Дэн уткнулся лбом в подушку и зажмурился.
– Ты ей нравишься, – доверительно сообщила Ева, наклонившись к Денису через стол.
– А? – он вскинул голову.
– Рута, моя подруга, – голубые глазища теперь были так близко, что из-за неловкости пришлось отстраниться. – Познакомить вас?
– С чего ты взяла? – Дэн поерзал на стуле и уткнулся в раскрытую книгу: чтение и упражнения на полигоне были единственными развлечениями в подземелье. При желании в библиотеке можно было отыскать средневековые летописи времен святой инквизиции и даже хроники Крестовых походов, не говоря уже о пергаментах с магическими формулами и рецептами ведьминских зелий; а если повезет, попадались и дневники магов, охотившихся когда-то давным-давно на вурдалаков и прочую нечисть. Дэн как раз читал один такой, пока не отвлекся на Туту, прогуливающуюся вдоль стеллажей в поисках интересной книги.
– Я немного сенс, – Ева постучала себя пальцем по виску, однако в сочетании с красноречивым жестом ее заявление прозвучало как «я немного чокнутая».
– Ну да, конечно, – Дэн согласился и с тем и с другим.
– Так познакомить?
– Да ну, нет, – он торопливо схватил девушку за запястье – та уже успела приподняться со стула и открыть рот: не иначе как собралась позвать подругу через весь зал.
На них обратили внимание. По вечерам в библиотеке собирались почти все, кто не торопился в постель. Дэн заметил, как Лисанский взглянул на него через плечо и что-то тихо сказал сидящему рядом парню. Стефан, что ли, его звали. У того от смеха затряслись плечи.
– Не надо, – буркнул Дэн. – Я уж как-нибудь сам, если придется.
– Рута любит груши, но их здесь нет. Поэтому можешь превратить в них пару яблок. Я бы на твоем месте потренировалась.
Дэн потер пальцами виски. Щеки горели.
– Спасибо за совет.
– Всегда пожалуйста, – Ева сонно улыбнулась и вновь погрузилась в чтение, покусывая кончик сухой травинки, обнаруженной ею между книжными страницами.

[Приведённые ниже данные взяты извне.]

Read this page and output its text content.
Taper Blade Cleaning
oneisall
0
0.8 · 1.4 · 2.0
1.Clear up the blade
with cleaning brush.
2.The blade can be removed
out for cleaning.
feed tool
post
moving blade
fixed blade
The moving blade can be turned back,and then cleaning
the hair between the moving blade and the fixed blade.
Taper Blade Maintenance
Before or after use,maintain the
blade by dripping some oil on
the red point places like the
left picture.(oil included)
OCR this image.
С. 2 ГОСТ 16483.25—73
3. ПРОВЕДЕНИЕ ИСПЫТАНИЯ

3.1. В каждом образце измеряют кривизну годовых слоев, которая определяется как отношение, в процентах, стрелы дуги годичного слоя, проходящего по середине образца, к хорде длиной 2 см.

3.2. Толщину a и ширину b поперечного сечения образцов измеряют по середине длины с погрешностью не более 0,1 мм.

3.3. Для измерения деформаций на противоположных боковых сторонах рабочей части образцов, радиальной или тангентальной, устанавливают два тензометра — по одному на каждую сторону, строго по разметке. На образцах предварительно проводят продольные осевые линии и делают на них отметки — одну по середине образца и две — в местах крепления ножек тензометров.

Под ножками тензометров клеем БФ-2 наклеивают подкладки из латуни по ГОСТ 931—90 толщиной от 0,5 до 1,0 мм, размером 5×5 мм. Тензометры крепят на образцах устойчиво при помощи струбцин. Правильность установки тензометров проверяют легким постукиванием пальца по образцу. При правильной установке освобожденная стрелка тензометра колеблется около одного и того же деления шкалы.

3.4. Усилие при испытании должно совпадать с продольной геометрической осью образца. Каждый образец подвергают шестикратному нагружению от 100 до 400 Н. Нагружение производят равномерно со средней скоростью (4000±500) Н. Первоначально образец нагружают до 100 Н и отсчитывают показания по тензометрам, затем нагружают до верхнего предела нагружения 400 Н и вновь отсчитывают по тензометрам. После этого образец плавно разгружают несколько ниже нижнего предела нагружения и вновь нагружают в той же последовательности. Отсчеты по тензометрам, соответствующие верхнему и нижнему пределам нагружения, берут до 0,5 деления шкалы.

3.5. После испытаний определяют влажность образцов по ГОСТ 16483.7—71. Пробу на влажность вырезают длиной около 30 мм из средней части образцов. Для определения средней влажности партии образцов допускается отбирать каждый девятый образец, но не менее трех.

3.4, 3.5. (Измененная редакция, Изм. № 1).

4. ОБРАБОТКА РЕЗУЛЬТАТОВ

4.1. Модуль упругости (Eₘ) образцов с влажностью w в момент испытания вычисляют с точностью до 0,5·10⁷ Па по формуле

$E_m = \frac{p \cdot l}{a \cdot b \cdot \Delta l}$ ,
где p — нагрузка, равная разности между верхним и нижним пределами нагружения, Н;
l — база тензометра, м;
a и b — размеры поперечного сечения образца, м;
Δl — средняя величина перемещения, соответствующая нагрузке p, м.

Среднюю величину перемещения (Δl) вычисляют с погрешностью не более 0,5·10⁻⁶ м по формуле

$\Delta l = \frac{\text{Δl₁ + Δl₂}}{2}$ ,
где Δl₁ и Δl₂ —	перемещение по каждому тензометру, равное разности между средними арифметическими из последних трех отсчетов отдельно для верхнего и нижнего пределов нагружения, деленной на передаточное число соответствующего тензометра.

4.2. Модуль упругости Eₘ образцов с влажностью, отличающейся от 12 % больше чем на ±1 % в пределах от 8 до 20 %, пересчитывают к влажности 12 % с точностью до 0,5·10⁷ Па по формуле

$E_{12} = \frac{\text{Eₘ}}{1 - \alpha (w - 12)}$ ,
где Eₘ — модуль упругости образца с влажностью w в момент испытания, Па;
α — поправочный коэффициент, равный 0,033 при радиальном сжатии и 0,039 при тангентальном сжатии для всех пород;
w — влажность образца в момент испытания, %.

Груши не получились ни с первого, ни со второго, ни даже с тридцать третьего раза. Поэтому пришлось импровизировать.
Не думать о ней, не вспоминать, не изводить себя! Но разве можно управлять собственными снами? Измучившись, так и не открыв окно, Дэн уснул в душной комнате, пропитанной едкой горечью воспоминаний. И если днем у него еще получалось запирать прошлое в самый дальний, самый темный и пыльный чулан памяти, ночью сны его не щадили.
Прощальные солнечные лучи сверкали и переливались огненными искрами в длинных каштановых волосах. От Руты пахло солнцем и свежестью, весенним ветром с набережной Даугавы и цветущей липой, и чем-то еще, настолько волнующим и приятным, что у опьяневшего, взбудораженного Дэна кружилась голова.
Они остановились у входа в Домский собор. Вековые каменные ступени спускались под тяжелый навес крыльца, свет едва пробивался в сырую тьму сквозь узкие стрельчатые окна. День клонился к вечеру, пора было возвращаться в подземелья. И Денису было плевать на ожидающий его мрак, затхлость, давление стен и бесконечное эхо шагов, голосов, движений – у него было свое личное солнце, и оно спускалось вниз вместе с ним.
– Все, достаточно, – Рута со смехом выдернула руку из его ладони. – Давай серьезно… Нет, постой, – она уперлась кулачками ему в грудь, настойчиво отталкивая. – Нас могут увидеть.
– Ерунда, – выдохнул Дэн, снова притягивая ее к себе.
– Никакая не ерунда. Я не хочу, чтобы о нас болтали.
– Пусть болтают.
– Подожди. У меня план. Знаешь, где находится заброшенная лаборатория?..
Вспышка – и сон резко изменился и потек в ином направлении, перерождаясь в привычный кошмар, от которого было никак не очнуться.
– Что творится? Что происходит?
Встревоженные голоса доносились со всех сторон.
– Дэн!
Он обернулся: Рута сбежала по ступенькам из женского общежития, натягивая на плечи куртку поверх ночной рубашки.
– Быстрее, наверх, в приемный зал! – крикнул Сомов, пробегая мимо. Руки у него были заняты внушительной стопкой книг.
– Там трубы прорвало! – раздалось откуда-то из-за спины.
– Андрей! – Дэн схватил за руку соседа – тот только что влетел в гостиный зал – встрепанный, потный, красный и, черт возьми, испуганный. – Что там?